My peers in the Chief organization are all facing unprecedented challenges. Customer interactions have drastically changed and have become primarily virtual. Economic uncertainty looms, and buying habits have changed. For us, a new wave of the pandemic has kept the doors closed for real-world events and meetings…once bread and butter of our business. Clients are either restricted or personally cautious about face-to-face meetings where creative ideas are shared. Our clients’ customers share the same concerns, so finding a way to create excitement around a virtual or hybrid experience has now taken the forefront in our business.
Yet, the biggest challenge is finding the right balance between embracing change and building on what you know. As I speak to other women leaders, some things remain the same. I thought I’d share some of the early learnings, and the priorities shared by most of these leaders.
- Remember that your customers have been deeply affected by the pandemic, too. As you serve your customers, no matter who they are or what they buy from you, it’s critical to have empathy for how their professional and personal lives have been impacted in the last 18 months. Leaving your mark with this customer base could have more to do with helping them meet their own challenges in this time than selling them new products or services. Disruption can be the best possible time to build relationships that will bear fruit as the world returns to normal.
- Empower your people to do things in new ways.

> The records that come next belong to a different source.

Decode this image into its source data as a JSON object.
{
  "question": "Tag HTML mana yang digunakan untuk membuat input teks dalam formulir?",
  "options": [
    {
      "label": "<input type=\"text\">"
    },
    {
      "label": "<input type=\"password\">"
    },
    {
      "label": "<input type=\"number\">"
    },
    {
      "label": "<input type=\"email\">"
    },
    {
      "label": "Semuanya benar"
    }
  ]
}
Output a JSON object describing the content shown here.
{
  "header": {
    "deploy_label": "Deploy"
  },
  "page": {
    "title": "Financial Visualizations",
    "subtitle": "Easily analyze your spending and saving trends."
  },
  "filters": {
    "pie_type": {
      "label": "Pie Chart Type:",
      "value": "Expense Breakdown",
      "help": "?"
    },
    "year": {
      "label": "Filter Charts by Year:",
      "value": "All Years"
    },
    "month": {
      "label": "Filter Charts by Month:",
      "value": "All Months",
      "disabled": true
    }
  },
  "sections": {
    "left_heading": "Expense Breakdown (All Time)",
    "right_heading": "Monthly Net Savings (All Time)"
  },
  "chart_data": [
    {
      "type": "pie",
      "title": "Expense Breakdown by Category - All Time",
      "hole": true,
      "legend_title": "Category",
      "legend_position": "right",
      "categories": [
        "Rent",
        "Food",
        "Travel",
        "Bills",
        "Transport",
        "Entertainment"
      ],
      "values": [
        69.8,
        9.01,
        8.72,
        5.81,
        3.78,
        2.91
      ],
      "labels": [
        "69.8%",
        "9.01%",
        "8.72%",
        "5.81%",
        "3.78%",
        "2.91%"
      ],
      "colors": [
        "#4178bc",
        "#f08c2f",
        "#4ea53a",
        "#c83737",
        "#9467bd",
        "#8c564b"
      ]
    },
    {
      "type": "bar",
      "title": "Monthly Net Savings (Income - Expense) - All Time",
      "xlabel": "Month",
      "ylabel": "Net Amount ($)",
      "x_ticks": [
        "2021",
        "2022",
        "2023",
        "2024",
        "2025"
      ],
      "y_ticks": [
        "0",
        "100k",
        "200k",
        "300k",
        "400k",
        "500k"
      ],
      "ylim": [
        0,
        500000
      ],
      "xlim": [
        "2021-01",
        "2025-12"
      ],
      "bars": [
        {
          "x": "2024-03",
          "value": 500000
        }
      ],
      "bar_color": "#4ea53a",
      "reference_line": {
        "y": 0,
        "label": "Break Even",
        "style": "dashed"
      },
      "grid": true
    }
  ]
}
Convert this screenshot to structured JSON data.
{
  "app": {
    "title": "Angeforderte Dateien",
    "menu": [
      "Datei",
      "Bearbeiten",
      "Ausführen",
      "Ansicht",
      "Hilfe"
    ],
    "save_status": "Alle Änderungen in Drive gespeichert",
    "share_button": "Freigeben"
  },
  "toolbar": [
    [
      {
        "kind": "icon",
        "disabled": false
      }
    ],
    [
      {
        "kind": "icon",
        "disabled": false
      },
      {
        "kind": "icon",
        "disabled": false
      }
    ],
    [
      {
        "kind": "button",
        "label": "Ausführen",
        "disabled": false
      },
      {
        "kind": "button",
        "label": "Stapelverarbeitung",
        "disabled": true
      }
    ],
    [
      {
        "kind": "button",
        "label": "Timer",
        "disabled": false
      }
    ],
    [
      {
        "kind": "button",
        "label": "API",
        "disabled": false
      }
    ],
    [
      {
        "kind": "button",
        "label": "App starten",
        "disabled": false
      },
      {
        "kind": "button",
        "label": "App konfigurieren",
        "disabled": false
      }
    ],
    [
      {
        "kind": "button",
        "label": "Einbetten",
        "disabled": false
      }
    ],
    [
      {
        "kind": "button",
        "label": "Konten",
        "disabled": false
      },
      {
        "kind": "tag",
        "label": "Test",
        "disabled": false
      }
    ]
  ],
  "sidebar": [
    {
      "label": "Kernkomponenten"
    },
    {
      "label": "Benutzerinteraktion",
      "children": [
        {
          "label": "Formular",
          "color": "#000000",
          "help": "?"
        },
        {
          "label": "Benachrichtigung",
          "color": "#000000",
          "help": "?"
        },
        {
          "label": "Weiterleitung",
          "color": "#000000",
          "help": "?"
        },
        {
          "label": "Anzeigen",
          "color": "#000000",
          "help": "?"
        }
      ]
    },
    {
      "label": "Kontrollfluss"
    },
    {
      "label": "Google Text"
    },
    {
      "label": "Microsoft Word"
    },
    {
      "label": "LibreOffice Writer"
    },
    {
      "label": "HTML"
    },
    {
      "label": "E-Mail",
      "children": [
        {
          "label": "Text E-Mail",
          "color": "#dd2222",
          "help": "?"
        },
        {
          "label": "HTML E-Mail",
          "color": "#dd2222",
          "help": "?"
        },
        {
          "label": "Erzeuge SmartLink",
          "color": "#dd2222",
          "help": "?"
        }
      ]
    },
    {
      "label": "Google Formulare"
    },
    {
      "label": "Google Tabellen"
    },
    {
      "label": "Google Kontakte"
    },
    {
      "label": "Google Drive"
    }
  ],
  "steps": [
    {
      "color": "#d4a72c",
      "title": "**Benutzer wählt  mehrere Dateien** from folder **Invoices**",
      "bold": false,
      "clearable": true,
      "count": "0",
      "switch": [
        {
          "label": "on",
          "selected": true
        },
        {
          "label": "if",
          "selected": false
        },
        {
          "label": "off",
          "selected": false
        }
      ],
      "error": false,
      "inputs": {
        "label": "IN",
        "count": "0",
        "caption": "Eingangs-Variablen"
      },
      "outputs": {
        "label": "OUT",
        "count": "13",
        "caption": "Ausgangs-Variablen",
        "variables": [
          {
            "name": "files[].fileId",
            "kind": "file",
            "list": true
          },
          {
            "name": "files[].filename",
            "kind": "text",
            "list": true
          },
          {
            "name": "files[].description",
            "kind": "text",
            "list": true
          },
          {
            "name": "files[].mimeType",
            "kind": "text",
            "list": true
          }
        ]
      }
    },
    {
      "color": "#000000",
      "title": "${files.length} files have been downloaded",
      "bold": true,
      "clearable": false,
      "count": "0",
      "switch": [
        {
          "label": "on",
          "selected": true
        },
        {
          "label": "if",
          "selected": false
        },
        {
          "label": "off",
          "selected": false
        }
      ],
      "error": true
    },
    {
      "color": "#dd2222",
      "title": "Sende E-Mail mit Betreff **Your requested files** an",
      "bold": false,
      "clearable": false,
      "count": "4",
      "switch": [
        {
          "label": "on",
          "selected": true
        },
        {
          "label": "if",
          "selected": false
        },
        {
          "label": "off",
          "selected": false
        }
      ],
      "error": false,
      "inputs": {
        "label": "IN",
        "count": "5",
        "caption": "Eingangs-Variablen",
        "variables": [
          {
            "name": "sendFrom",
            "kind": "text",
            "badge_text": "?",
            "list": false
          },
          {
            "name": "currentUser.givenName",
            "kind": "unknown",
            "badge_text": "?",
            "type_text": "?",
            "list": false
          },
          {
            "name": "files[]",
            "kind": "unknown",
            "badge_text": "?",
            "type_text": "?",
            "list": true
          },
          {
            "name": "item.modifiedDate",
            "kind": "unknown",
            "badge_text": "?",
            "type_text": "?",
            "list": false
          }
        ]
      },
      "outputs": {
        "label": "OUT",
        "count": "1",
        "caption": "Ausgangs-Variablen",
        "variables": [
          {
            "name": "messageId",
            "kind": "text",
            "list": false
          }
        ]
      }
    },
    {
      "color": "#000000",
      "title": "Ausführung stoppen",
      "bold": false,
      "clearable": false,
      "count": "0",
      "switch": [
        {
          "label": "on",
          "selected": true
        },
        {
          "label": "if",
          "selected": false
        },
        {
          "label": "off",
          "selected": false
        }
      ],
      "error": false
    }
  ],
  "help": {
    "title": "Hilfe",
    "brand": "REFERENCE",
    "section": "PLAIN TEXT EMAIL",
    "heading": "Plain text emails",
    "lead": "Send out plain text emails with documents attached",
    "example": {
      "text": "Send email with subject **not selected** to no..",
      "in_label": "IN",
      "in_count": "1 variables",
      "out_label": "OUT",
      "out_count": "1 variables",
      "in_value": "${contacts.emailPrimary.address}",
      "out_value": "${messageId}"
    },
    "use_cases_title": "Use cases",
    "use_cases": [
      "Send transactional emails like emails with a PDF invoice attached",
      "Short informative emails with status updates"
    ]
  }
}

I’ve learned that I don’t always have the best idea in the room. Everyone from the intern to the C-suite is working to find new ways to accomplish the job. Listen. Give your team the ability to contribute in new ways. Embrace change and share the decision-making process with them. Now more than ever it is time to leave your mark as a leader with those around you.
- Don’t control what you can’t control. You’ve heard it before, but it’s so easy to get caught up in what you can’t change, or things that used to work, that don’t work anymore. Embrace the truth that you can’t control the pandemic, the economy, or the fact that work as you know it will probably be changed forever. Focus on what you can control. Have you reached out to your best customers to touch base? Have you checked in with your suppliers to see how they’re doing? Have you spent time with your team at all levels to check in on how they’re doing? And, have you sat down to check in with yourself? Are you focusing on incremental progress in a changing world, and giving yourself permission to try new things?
I can’t wait to spend more time and dive deeper into the Chief network. These are smart, dedicated people with the stamina to build their organizations, their products, their customer base in new ways. I am sure I’ll continue to learn a lot from them, and hope to offer valuable contributions as well. I’ll blog about my experiences, so tune in.